LAMPUNG BARAT – Masyarakat Pekon Purajaya, Kecamatan Kebuntebu, kembali menggelar tradisi tahunan Hajat Bumi dalam rangka menyambut Tahun Baru Islam 1 Muharam. Kegiatan yang sarat nilai budaya dan keagamaan tersebut berlangsung meriah dengan menampilkan berbagai kesenian tradisional, doa bersama, serta tausiyah agama.
Tradisi yang telah diwariskan secara turun-temurun itu dihadiri Camat Kebuntebu Ermawati, SE, tokoh masyarakat, tokoh adat, serta para sesepuh Pekon Purajaya yang mayoritas dihuni masyarakat etnis Sunda dan Semende.
Puncak kegiatan diisi dengan doa bersama dan tausiyah yang disampaikan Hi. Umar Dewi. Kegiatan tersebut menjadi ungkapan rasa syukur masyarakat atas berbagai nikmat, keselamatan, dan keberkahan yang diberikan Allah SWT.

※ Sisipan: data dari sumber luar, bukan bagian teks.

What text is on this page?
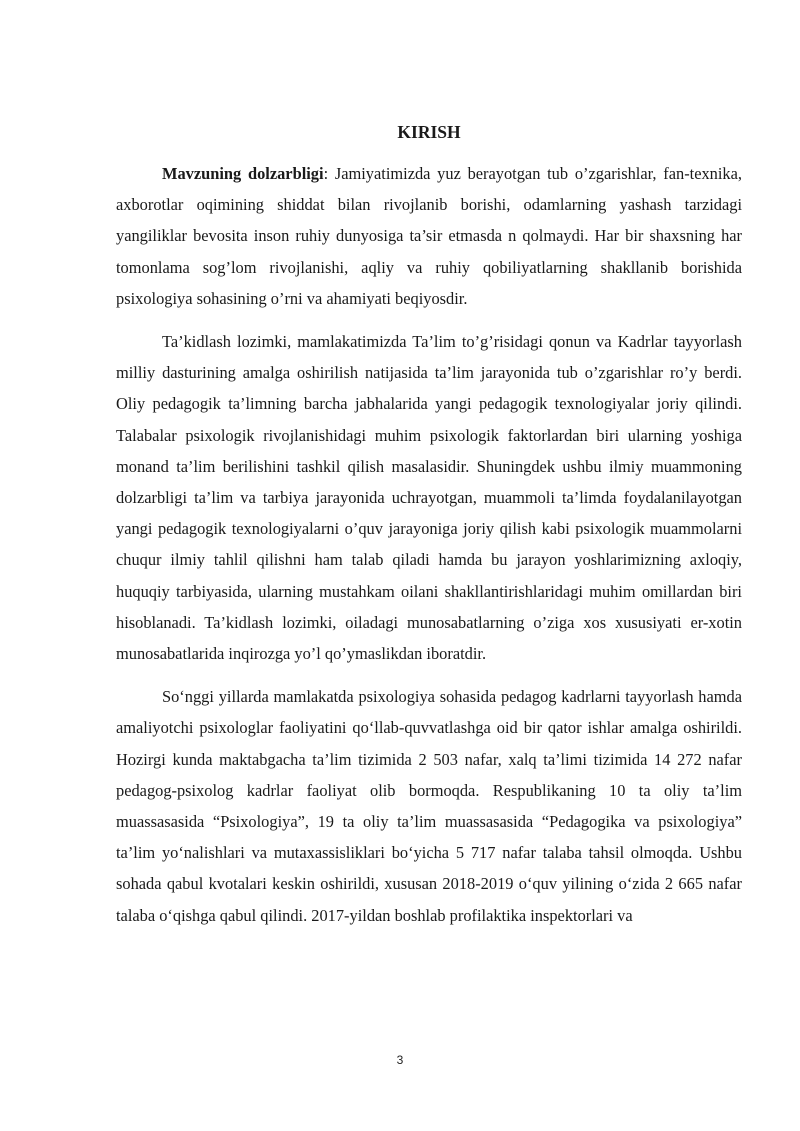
KIRISH

Mavzuning dolzarbligi: Jamiyatimizda yuz berayotgan tub o’zgarishlar, fan-texnika, axborotlar oqimining shiddat bilan rivojlanib borishi, odamlarning yashash tarzidagi yangiliklar bevosita inson ruhiy dunyosiga ta’sir etmasda n qolmaydi. Har bir shaxsning har tomonlama sog’lom rivojlanishi, aqliy va ruhiy qobiliyatlarning shakllanib borishida psixologiya sohasining o’rni va ahamiyati beqiyosdir.

Ta’kidlash lozimki, mamlakatimizda Ta’lim to’g’risidagi qonun va Kadrlar tayyorlash milliy dasturining amalga oshirilish natijasida ta’lim jarayonida tub o’zgarishlar ro’y berdi. Oliy pedagogik ta’limning barcha jabhalarida yangi pedagogik texnologiyalar joriy qilindi. Talabalar psixologik rivojlanishidagi muhim psixologik faktorlardan biri ularning yoshiga monand ta’lim berilishini tashkil qilish masalasidir. Shuningdek ushbu ilmiy muammoning dolzarbligi ta’lim va tarbiya jarayonida uchrayotgan, muammoli ta’limda foydalanilayotgan yangi pedagogik texnologiyalarni o’quv jarayoniga joriy qilish kabi psixologik muammolarni chuqur ilmiy tahlil qilishni ham talab qiladi hamda bu jarayon yoshlarimizning axloqiy, huquqiy tarbiyasida, ularning mustahkam oilani shakllantirishlaridagi muhim omillardan biri hisoblanadi. Ta’kidlash lozimki, oiladagi munosabatlarning o’ziga xos xususiyati er-xotin munosabatlarida inqirozga yo’l qo’ymaslikdan iboratdir.

So‘nggi yillarda mamlakatda psixologiya sohasida pedagog kadrlarni tayyorlash hamda amaliyotchi psixologlar faoliyatini qo‘llab-quvvatlashga oid bir qator ishlar amalga oshirildi. Hozirgi kunda maktabgacha ta’lim tizimida 2 503 nafar, xalq ta’limi tizimida 14 272 nafar pedagog-psixolog kadrlar faoliyat olib bormoqda. Respublikaning 10 ta oliy ta’lim muassasasida “Psixologiya”, 19 ta oliy ta’lim muassasasida “Pedagogika va psixologiya” ta’lim yo‘nalishlari va mutaxassisliklari bo‘yicha 5 717 nafar talaba tahsil olmoqda. Ushbu sohada qabul kvotalari keskin oshirildi, xususan 2018-2019 o‘quv yilining o‘zida 2 665 nafar talaba o‘qishga qabul qilindi. 2017-yildan boshlab profilaktika inspektorlari va

3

Dalam sambutannya, Camat Kebuntebu Ermawati mengatakan peringatan Tahun Baru Islam yang dirangkaikan dengan Hajat Bumi menjadi momentum penting untuk meningkatkan rasa syukur sekaligus mempererat persatuan dan kebersamaan masyarakat.
"Peringatan Tahun Baru Islam yang dirangkai dengan kegiatan Hajat Bumi ini menjadi ajang bagi kita untuk bersyukur atas segala nikmat yang telah dilimpahkan Allah SWT, baik kesehatan, keamanan, maupun keberlimpahan hasil bumi yang menjadi sumber kehidupan masyarakat," ujar Ermawati.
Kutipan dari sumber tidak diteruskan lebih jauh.